Re: LANG: need to CLOSE Issue 5.6 Imports as magic syntax

In short, we disagree, but that doesn't bind the
WG to either position.

To elaborate a bit...

On Wed, 2002-10-30 at 08:38, Jeff Heflin wrote:
> I believe we cannot in good conscience postpone imports. Until we
> resolve this issue, we cannot release a TR for the language.

I'm not sure what you mean by that; we certainly can resolve
the issue by postponing it, and release a TR without this

JimH points out the relevant requirement... I'm not so
sure we can't meet that without imports. To me, the use
of a property or class from another ontology is sufficient
" to explicitly extend other ontologies in order to reuse terms while
adding new classes and properties."

> In fact, I
> would strongly oppose releasing another working draft until we have a
> resolution on this issue.

I'm in an equally strong but opposed position; if the WG decides
to include this feature, I intend to have my objection recorded
for later review.

> Why is imports so important? Without it, we cannot build Semantic Web
> agent applications or have Semantic Web based e-commerce.

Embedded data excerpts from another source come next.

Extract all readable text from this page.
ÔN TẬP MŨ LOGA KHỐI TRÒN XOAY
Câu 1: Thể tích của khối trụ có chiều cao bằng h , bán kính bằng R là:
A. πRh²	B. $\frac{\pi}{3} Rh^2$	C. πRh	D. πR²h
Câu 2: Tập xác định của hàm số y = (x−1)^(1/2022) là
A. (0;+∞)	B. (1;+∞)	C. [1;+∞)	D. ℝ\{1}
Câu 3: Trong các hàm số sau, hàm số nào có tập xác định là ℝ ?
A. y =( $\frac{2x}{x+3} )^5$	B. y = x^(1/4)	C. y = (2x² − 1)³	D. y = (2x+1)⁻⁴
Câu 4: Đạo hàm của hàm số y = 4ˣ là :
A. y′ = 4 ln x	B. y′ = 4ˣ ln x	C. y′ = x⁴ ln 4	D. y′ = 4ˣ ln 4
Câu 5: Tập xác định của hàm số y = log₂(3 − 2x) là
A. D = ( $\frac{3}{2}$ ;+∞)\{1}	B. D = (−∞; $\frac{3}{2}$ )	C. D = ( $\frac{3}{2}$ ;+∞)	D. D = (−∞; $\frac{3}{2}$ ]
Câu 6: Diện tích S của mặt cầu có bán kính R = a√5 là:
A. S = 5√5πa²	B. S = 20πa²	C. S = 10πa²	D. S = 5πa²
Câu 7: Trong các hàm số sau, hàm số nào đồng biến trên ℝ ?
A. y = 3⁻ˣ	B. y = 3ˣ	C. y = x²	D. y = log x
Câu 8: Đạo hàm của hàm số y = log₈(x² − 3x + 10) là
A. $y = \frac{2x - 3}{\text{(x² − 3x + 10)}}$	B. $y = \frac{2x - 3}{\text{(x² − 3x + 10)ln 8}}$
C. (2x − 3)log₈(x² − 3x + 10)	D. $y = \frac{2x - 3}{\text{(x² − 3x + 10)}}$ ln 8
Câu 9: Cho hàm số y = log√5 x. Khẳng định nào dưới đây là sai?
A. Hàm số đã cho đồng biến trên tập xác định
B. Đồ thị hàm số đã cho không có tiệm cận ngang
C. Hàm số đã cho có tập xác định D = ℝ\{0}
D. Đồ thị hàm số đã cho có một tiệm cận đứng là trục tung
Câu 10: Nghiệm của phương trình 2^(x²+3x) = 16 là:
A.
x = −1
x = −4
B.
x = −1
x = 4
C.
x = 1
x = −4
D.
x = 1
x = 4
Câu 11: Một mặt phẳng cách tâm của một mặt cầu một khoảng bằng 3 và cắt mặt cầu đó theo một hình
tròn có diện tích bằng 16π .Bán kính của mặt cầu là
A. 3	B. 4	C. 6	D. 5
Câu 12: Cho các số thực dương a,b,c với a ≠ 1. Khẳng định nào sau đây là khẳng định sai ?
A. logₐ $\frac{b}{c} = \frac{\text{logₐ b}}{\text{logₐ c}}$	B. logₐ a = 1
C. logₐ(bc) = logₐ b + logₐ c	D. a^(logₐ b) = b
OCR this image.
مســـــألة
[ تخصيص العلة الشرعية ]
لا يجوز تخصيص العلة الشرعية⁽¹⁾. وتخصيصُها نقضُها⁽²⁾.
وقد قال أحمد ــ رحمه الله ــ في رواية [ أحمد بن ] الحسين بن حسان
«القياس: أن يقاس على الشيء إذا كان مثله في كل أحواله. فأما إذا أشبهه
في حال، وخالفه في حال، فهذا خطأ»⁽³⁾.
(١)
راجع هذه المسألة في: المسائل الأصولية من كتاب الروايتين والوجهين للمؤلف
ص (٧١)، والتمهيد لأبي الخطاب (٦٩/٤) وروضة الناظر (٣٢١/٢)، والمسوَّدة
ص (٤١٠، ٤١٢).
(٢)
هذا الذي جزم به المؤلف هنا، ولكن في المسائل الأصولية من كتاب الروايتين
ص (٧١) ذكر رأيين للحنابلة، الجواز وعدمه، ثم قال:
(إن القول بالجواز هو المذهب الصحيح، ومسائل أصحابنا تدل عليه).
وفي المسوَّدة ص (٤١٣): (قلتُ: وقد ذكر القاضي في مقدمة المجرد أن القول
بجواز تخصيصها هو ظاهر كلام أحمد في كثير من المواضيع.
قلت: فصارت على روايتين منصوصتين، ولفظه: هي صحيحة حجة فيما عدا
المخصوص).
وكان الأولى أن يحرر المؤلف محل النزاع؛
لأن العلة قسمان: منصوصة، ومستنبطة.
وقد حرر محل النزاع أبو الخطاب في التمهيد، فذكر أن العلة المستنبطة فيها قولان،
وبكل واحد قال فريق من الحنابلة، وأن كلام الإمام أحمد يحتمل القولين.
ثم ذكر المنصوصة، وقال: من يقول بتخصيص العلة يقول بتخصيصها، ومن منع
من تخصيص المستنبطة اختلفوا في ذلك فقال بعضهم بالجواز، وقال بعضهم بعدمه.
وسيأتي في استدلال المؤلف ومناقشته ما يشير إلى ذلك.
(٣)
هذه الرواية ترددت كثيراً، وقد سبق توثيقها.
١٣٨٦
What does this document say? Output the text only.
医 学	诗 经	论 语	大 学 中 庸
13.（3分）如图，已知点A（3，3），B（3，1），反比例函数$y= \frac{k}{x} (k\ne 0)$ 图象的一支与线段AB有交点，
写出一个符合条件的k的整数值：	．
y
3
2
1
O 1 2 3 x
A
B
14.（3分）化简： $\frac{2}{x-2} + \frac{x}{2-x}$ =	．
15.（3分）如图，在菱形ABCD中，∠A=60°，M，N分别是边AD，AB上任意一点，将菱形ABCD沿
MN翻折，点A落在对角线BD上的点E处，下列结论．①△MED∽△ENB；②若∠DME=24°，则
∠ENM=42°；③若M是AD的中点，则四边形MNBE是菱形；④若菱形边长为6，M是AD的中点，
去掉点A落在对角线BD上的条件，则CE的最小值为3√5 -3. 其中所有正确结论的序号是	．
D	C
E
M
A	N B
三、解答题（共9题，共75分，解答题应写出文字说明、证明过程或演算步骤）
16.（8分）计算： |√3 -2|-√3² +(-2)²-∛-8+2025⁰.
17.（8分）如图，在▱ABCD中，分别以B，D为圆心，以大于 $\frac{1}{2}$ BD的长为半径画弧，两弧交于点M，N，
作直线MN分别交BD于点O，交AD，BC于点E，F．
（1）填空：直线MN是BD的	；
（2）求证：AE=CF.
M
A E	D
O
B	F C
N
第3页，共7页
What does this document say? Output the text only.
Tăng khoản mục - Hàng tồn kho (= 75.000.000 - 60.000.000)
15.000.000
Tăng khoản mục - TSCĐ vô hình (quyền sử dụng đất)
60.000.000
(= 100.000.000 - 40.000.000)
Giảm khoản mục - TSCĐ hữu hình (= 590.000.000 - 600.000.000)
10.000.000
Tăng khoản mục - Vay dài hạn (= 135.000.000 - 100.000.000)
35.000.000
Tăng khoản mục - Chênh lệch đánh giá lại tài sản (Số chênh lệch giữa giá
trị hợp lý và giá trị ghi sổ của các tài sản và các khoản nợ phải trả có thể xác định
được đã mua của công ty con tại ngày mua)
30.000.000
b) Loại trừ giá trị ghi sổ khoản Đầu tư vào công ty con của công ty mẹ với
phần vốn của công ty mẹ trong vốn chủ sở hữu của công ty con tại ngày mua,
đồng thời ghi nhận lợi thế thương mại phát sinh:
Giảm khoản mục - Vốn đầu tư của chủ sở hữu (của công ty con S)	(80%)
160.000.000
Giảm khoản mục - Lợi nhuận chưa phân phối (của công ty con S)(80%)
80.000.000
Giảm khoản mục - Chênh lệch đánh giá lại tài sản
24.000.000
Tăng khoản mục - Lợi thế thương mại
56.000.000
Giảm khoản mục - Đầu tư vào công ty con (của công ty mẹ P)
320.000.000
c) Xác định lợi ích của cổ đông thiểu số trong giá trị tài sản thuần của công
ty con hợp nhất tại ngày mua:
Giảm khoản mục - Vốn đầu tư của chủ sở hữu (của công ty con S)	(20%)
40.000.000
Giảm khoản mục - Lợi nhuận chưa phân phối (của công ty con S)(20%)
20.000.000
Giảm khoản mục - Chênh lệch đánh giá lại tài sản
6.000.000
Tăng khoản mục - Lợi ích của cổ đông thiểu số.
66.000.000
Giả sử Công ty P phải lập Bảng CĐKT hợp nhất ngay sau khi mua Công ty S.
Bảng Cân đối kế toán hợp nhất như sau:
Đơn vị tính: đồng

I build Semantic Web applications without imports all the time.
Some of them are e-commerce applications (though none
of them directly involve transfer of money).

I believe Mike Dean reports similar implementation experience...

"15:23:57 [lib-scrib]
- implementation experienc that don't need this stuff15:24:07
MikeD: us too: we don;t need imports"

> Imports is the
> only feature in the language that guarantees people have common meaning
> for the same terms.

I don't see any guarantee. I see a technique that may or may
not help build confidence. My opinion is that it's counter-productive,
as it prematurely closes off other techniques.

> Any application where money or contracts is involved
> needs a definitive way of resolving what is meant that does not depend
> on a particular user or implementation policy decision. Imports is one
> way of doing this on the Semantic Web. Furthermore, imports has been a
> common feature in ontology languages for at least the last 10 years
> (although it goes by the name of ontology commitment, ontology
> inclusion, or ontology extension).

I'm familiar with this feature in SHOE; I'd appreciate pointers
to other ontology languages that have this feature.

> If we don't have this feature, then
> we don't have an ontology language and better change the names of our
> language and our working group.

I think we do.

> I have proposed a workable solution that is easy to specify

workable? Perhaps. easy to specify?
the proceedings of this WG seem to say otherwise.

> and that, as
> far as I know, does not break anybody's application.

I stipulate that it doesn't break any applications that
I can see.

But it does have a cost that is more than I'm not willing
to bear (premature standardization).

> I have
> implementation experience with this kind of solution (SHOE, one of the
> first fully-implemented Semantic Web languages has this as a central
> feature). I'm sure the others in the working group who have worked with
> ontologies have similar design experience.

I look forward to hearing from them.

So far, Mike Dean and I have reported that it's not needed.

I read Jos as saying he could go either way.

> It is critical that we resolve this issue as soon as possible.

I agree...

> I suggest
> we work hard to find a solution that everyone can live with and put it
> in our next working draft.

I have not seen a solution I can live with, and in the interest
of timeliness, I suggest we leave this for later.